Ma lei non seppe voltarsi e lo lasciò insicuro e pestare i piedi sul posto, senza sapere far nulla, senza prendere una decisione. Si annusò e leccò le labbra nella speranza di sentirsi ancora sfibrato da quel bene assoluto.

Poi proprio quando tutto sembrava andato e nessuna occasione rimasta lei si era voltata a guardarlo. Gli aveva fatto capire capire con un solo sguardo quello lui andava cercando, la conferma che anche lei avrebbe voluto e che era solo la situazione a non permetterlo.

Lui aveva allora sentito spezzarsi dentro qualcosa, sentito come ingestibile la voglia di lei, dei pomeriggi insieme, a passeggiare, delle notti a consumarsi dal bene, ad urlare felici in strada mentre la gente dormiva insoddisfatta.
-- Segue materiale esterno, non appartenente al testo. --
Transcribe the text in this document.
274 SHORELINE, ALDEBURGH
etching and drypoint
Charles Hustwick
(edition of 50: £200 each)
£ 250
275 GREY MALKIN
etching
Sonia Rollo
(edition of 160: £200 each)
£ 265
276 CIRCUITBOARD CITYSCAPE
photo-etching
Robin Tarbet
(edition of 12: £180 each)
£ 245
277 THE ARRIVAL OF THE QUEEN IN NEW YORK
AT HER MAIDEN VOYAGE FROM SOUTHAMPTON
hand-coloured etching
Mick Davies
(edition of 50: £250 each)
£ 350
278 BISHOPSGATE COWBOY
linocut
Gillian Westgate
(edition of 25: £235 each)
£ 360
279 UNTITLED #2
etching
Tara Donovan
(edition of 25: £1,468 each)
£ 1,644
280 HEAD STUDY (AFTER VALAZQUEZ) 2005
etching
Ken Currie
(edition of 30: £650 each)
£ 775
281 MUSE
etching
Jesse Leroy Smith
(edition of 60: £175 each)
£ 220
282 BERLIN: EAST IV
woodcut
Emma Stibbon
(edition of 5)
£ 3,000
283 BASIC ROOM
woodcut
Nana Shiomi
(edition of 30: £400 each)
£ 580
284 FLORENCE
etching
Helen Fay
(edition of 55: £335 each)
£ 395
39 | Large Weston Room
Se avesse avuto parole le avrebbe urlato dietro, per convincerla, nel dubbio non avesse voluto, nel dubbio non fosse vittima della situazione ma che in qualche modo avesse scelto di andare via. “Vieni qui, ripara il mio cuore, ricuci la mia ferita, la tua stessa, di tanti fa. Torna da me, un bacio ancora, per cominciare, per costruire e poi andare“.

Il guinzaglio la guidava severo più distante da lui.
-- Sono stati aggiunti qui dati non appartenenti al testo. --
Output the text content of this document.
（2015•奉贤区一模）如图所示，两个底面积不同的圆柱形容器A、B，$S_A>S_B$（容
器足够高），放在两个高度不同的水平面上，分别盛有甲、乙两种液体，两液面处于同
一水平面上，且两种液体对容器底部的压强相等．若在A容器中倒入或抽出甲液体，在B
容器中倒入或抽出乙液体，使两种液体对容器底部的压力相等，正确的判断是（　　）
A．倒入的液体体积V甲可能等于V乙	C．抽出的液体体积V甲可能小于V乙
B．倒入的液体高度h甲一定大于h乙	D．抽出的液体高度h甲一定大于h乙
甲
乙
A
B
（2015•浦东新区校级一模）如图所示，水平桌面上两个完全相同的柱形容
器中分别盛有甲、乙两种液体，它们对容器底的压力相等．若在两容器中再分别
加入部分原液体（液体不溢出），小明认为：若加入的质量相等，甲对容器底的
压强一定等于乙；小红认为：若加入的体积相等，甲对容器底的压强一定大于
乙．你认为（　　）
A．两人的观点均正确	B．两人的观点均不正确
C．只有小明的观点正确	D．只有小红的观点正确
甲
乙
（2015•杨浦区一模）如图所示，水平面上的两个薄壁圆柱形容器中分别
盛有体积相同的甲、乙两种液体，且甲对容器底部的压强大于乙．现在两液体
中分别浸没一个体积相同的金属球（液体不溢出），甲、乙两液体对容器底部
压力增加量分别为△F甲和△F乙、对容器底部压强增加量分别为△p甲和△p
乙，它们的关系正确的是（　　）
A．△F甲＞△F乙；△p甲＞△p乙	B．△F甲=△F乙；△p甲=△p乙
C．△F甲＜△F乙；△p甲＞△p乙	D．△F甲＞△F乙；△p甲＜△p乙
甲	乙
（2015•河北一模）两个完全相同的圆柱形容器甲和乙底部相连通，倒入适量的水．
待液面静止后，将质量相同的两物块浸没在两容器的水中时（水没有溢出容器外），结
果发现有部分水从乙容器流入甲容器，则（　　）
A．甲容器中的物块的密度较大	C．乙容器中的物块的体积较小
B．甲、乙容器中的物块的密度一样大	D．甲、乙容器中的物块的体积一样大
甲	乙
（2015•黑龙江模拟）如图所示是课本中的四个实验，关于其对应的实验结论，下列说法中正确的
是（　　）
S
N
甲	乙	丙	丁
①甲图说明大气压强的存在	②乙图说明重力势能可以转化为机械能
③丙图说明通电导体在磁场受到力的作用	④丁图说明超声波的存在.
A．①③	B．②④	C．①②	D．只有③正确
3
Due cani, illuminati dalle luci di un negozio di quartiere, dall’intermittenza di una sigaretta nervosa che fumavo immaginando la loro storia, così simile a quella di poco prima, vista là nei corridoi appena fuori dalle banchine del metrò: due compagni di vita, qualche anno sulle spalle, un’emozione purissima di qualche bacio svagato, camminando sferzati dalla corrente che andava infilandosi in galleria, spettinando pensieri, sollevando la serata.